The big blue chip maker released their first ever K-series Core i3 this year, with the i3 7350K CPU popping up in the Kaby Lake generation of chips. It packed a HyperThreaded dual-core chip into a design with a core clockspeed that started at 4.2GHz and went all the way up to 5GHz, with a little light overclocking.
And it was sadly pretty disappointing.
But, with the new 8th Gen Core chips coming, potentially very soon with a reveal on August 21, it looks like the K-series Core i3 is getting another shot and one hell of an upgrade. With the Core i5 range getting a host of Intel Coffee Lake-powered six-core CPUs Intel are able to bring the i3 chips up too, giving them another couple of cores to chew on.
The leaked specs for the Core i3 8350K have it sporting four discrete Intel cores and a base clockspeed of 4GHz. There’s no Turbo mode activated on this Core i3, like the 7350K, but as a K-series CPU it will have an unlocked multiplier. As an i3 though it is unlikely to come with HyperThreading this time around. There have been rumours that Intel would create a quad-core i3 with HyperThreading enabled, but an eight-threaded CPU would surely create too much competition against the more-expensive, six-threaded Core i5 range.
But still, this i3 8350K sounds essentially as though it is just a mildly downclocked Core i5 7600K from the Kaby Lake range. And, considering it has a rated maximum memory controller frequency of 2,400MHz, as opposed to Coffee Lake’s 2,666MHz maximum, it looks like this is going to be one of the Kaby Lake refreshes that have been spotted in some of the leaked Intel slides.

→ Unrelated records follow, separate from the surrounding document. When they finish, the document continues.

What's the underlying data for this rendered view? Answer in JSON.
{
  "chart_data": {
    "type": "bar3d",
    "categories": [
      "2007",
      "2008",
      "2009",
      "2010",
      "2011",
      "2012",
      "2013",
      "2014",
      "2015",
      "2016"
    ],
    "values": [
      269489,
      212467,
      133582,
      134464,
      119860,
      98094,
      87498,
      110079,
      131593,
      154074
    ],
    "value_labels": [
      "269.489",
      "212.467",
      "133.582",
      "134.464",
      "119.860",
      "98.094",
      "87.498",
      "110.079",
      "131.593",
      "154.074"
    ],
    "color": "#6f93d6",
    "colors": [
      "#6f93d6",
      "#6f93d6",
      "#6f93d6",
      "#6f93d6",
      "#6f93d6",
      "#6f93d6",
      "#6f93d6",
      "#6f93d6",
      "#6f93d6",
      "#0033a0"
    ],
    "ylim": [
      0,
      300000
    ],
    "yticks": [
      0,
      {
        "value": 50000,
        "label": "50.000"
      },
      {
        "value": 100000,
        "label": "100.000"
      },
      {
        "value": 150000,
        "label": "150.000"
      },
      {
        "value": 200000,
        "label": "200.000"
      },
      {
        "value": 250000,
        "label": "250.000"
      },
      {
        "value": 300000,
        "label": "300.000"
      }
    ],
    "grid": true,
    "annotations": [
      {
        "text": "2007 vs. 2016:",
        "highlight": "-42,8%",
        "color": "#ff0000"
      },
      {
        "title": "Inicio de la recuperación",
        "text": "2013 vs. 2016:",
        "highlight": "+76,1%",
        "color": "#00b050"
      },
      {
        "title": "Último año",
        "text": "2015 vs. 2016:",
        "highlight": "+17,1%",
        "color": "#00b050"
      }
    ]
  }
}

Which is awesome. The Core i5 7600K was our pick of the best gaming CPUs until AMD trumped it with the equivalently priced six-core Ryzen 5 1600X and its 12 threads of processing power. Having that chip at i3 prices, however, should give Intel some serious gaming chops at the budget end of the market.
The single-threaded gaming performance of Intel’s Core architecture is still superior to AMD and you’ve got to believe the prospective i3 8350K would be able to overclock way past the 1600X 4GHz all-core maximum.
That sort of chip, appearing in the Coffee Lake launch at $150, will make for an interesting holiday period indeed. Bring it on.